Sparse Matrix Multiplication Kernels incorporated into Pytorch.
Run python setup.py install
in both the master and the src
directories.
This will build the overhead logic and baseline multiplications (i.e. cuBLAS), respectively.
Deprecated. Only use for Yellowzone
All necessary steps are covered in the install_deps.sh
script.
Run the script using bash install_deps.sh
.
Refer to tests/
for examples with both cuBLAS and cuSPARSE.
import torch
from matmuls import cublasMM
from custom_mm import init_cublas, destroy_cublas
# create cublas handle (one-time overhead)
init_cublas()
# IMPORTANT: ensure that your tensors are on the gpu before doing the multiplication
a = torch.rand(8, 64).cuda()
b = torch.rand(64, 8).cuda()
# cublasMM is a torch.InplaceFunction with a forward and backward pass
# You should use this when the gradient needs to be calculate
c = cublasMM.apply(a, b)
# destroy cublas handle
destroy_cublas()
The following steps tell you how to take a CUDA kernel and bind it to PyTorch.
Refer to src/custom_mm.cpp
for an example with cuBLAS/cuSPARSE kernels implemented.
You can write separate helpers to initialize the handles and use a global variable to store them. This variable persists after you import your module.
Note that torch passes in tensors by column major which may require some transposing. You can get a raw data pointer to the tensor by calling tensor.data_ptr<dtype>()
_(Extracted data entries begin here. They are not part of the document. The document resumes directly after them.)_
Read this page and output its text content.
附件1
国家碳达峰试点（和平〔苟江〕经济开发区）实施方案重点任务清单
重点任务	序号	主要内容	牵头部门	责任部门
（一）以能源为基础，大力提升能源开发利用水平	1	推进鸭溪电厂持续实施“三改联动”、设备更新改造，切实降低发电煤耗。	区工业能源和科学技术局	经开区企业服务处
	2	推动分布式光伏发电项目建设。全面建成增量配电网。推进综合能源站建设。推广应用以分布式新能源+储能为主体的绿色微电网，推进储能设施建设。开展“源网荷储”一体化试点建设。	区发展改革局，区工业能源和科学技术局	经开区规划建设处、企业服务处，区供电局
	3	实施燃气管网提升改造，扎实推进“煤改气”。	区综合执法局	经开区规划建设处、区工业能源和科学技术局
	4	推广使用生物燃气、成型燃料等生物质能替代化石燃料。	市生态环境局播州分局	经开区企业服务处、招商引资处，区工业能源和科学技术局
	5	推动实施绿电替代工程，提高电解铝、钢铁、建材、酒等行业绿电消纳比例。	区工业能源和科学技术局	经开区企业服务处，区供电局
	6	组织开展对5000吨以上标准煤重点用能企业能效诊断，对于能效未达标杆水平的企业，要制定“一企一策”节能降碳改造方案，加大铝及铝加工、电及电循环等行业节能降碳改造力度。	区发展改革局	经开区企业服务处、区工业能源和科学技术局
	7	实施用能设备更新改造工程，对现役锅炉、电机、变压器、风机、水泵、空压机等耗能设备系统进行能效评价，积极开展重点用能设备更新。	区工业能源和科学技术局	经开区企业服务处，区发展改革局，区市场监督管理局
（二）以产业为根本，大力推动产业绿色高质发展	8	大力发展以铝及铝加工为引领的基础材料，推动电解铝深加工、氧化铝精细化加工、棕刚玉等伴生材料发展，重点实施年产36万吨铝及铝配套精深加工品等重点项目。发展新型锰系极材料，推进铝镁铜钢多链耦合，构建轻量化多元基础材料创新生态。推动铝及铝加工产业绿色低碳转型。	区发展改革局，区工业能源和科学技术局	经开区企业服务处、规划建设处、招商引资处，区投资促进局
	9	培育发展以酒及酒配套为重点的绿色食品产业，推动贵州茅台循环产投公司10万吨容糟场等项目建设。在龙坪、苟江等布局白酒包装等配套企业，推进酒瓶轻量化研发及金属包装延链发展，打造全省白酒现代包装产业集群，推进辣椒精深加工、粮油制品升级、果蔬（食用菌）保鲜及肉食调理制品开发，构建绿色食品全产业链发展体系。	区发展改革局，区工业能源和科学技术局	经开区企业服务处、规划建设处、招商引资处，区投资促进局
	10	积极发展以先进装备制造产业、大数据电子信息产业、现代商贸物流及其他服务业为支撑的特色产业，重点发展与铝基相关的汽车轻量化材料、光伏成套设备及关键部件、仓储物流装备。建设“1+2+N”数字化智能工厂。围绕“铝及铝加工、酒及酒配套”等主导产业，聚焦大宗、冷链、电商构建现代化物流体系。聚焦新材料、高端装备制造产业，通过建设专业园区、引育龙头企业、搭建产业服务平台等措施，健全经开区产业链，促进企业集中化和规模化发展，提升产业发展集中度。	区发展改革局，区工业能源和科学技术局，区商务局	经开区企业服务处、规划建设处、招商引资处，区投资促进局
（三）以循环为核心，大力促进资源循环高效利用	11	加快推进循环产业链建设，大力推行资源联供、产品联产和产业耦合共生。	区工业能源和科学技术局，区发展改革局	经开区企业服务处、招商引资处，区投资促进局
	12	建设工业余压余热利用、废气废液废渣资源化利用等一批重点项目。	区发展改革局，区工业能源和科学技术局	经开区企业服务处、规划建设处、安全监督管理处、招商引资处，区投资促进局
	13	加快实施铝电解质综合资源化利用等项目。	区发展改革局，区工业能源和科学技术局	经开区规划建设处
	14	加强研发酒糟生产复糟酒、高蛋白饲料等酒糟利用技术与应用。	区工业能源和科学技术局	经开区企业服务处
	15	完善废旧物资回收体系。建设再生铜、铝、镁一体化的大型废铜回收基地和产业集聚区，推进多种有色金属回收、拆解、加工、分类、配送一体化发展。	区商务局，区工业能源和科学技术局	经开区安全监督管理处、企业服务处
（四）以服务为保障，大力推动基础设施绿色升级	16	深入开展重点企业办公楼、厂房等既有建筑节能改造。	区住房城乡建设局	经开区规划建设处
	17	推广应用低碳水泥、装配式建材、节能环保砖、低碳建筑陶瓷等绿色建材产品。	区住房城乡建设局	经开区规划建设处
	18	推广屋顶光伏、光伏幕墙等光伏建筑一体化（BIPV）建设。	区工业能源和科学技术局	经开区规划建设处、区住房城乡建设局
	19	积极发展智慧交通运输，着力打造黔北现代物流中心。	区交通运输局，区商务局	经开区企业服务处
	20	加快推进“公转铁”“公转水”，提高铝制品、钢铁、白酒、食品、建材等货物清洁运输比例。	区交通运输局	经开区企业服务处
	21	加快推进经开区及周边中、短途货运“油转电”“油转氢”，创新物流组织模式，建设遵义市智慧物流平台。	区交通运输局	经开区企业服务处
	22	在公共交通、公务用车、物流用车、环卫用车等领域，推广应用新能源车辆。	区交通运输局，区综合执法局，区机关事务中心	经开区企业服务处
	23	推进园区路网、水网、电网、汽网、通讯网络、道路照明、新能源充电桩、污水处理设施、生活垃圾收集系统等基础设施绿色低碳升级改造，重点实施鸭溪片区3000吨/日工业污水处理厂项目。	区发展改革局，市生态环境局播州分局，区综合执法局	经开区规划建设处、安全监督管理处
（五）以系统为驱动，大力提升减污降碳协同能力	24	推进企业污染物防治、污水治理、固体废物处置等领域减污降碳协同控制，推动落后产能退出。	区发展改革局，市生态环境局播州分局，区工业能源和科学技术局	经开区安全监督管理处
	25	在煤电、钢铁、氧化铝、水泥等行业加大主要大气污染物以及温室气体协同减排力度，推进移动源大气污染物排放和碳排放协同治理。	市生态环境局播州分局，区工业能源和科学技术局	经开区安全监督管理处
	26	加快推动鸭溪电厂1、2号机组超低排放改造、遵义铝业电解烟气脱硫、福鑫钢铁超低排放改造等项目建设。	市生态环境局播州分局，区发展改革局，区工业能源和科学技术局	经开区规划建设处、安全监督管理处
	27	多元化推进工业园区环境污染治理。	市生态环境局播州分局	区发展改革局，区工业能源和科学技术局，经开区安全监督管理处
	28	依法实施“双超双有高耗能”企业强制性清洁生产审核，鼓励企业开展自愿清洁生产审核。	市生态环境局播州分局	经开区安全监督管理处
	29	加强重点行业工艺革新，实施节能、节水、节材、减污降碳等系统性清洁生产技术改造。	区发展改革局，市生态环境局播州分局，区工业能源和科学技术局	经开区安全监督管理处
. However, it is important to know that this operation does not guarantee a tensor stored in contiguous memory. In order to ensure it is stored contiguously, you may call tensor.contiguous()
.
When finished implementing the C++ wrapper, make sure to include it in the Pybind macro for the Python interpreter. The first argument is the method name, the second is the address of the C++ method, and the third is the description.
Reconfigure the setup.py
to point to your .cpp
API and rename the module to whatever you want.
Run python setup.py install
to install your module.
Refer to matmuls.py
for an examples.
You will need to write a PyTorch InplaceFunction. For this you need to define a forward and backward pass and you will need to implement the gradient for the backward pass. You can simple copy the example for this and replace whatever matmul
with the name of your function defined in the Pybind entrypoint.
It may help to define a wrapper as well for your matrix multiplication to deal with batched matrix multiplications or any error handling. Examples are also in the file.
Once you write the InplaceFunction, all you need to call it is inplaceFunctionMatMul.apply(A,B)
where inplaceFunctionMatMul
is the name of your extended InplaceFunction and A
and B
are your tensors.
For a BERT model, you can replace the multiplications in the attention mechanism as follows:
import matmuls
...
# store the tensors as contiguous in memory for the data_ptr<float>() method.
query_layer = query_layer.contiguous()
key_layer = key_layer.contiguous()
# original torch matrix multiplication
attention_scores = torch.matmul(query_layer, key_layer.transpose(-1, -2))
# our matrix multiplication
attention_scores = matmuls.cublasTransbMM.apply(query_layer, key_layer)
Ensure that there is an existing cuBLAS handle. You do not need to recreate the handle as our module will find it.